Check if any description editors are outside the trusted domain.

Validates the reporter (original author) and all changelog editors. Returns a list of untrusted email addresses (empty means all clear). Treats empty or missing emails as untrusted.

Source code in src/agentic_ci/gates.py

def check_description_editors(
    editors: list[str],
    reporter_email: str,
    internal_domain_re: re.Pattern[str],
) -> list[str]:
    """Check if any description editors are outside the trusted domain.

    Validates the reporter (original author) and all changelog editors.
    Returns a list of untrusted email addresses (empty means all clear).
    Treats empty or missing emails as untrusted.
    """
    untrusted: list[str] = []
    if not reporter_email:
        untrusted.append("missing-email:reporter")
    elif not internal_domain_re.search(reporter_email):
        untrusted.append(reporter_email)

    for email in editors:
        normalized = email or "missing-email:unknown"
        if normalized.startswith("missing-email:") or not internal_domain_re.search(normalized):
            if normalized not in untrusted:
                untrusted.append(normalized)

    return untrusted

`check_external_reporter(ticket, internal_domain_re, *, external_label)` ¶

Check if a ticket was filed by an external reporter.

Returns external_label if the reporter is external and the label is not already present, otherwise None.

Source code in src/agentic_ci/gates.py

def check_external_reporter(
    ticket: dict,
    internal_domain_re: re.Pattern[str],
    *,
    external_label: str,
) -> str | None:
    """Check if a ticket was filed by an external reporter.

    Returns ``external_label`` if the reporter is external and the label
    is not already present, otherwise ``None``.
    """
    reporter_email = ticket.get("reporter_email", "")
    labels = ticket.get("labels", [])
    if external_label in labels:
        return None
    if not internal_domain_re.search(reporter_email):
        return external_label
    return None

`check_label_author_email(author_info, domain_pattern)` ¶

Verify that the label's author email matches domain_pattern.
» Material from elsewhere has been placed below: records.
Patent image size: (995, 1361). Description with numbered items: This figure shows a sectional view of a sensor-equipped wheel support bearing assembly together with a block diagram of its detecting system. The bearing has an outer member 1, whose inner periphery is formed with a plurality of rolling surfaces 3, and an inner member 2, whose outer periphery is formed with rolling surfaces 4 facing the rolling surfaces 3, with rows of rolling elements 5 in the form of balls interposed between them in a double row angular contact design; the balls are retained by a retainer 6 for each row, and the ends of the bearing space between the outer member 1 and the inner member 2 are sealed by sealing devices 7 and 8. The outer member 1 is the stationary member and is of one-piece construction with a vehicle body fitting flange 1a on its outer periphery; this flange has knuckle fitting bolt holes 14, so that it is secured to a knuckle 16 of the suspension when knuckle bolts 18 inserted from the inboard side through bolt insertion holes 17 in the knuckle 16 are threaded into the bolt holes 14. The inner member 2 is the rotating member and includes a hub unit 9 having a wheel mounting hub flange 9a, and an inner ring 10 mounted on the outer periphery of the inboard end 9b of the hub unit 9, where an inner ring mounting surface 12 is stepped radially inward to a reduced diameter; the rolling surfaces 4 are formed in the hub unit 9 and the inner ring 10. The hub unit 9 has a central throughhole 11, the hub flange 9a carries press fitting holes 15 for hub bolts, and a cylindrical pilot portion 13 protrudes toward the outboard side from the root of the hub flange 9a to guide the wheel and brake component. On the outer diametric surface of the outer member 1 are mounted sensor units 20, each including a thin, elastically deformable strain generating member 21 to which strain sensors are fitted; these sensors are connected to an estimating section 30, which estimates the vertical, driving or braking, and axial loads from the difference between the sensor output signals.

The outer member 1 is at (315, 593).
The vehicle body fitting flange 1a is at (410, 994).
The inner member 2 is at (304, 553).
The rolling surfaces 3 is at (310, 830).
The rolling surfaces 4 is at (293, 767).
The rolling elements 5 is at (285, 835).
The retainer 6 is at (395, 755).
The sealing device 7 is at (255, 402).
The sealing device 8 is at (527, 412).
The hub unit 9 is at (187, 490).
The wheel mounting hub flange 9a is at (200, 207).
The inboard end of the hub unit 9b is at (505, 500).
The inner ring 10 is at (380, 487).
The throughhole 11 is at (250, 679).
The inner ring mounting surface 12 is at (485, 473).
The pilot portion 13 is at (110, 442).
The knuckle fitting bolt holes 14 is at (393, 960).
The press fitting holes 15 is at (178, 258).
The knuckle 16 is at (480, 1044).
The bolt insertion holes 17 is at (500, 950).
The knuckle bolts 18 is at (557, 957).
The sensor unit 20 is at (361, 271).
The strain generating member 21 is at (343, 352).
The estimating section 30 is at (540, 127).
author_info is the dict returned by JiraClient.get_label_author(), expected to contain "found" (bool) and "email" (str) keys.

Returns True if the author was found and the email matches.

Source code in src/agentic_ci/gates.py

def check_label_author_email(
    author_info: dict,
    domain_pattern: re.Pattern[str],
) -> bool:
    """Verify that the label's author email matches ``domain_pattern``.

    ``author_info`` is the dict returned by ``JiraClient.get_label_author()``,
    expected to contain ``"found"`` (bool) and ``"email"`` (str) keys.

    Returns True if the author was found and the email matches.
    """
    if not author_info.get("found"):
        return False
    email = author_info.get("email", "")
    return bool(domain_pattern.search(email))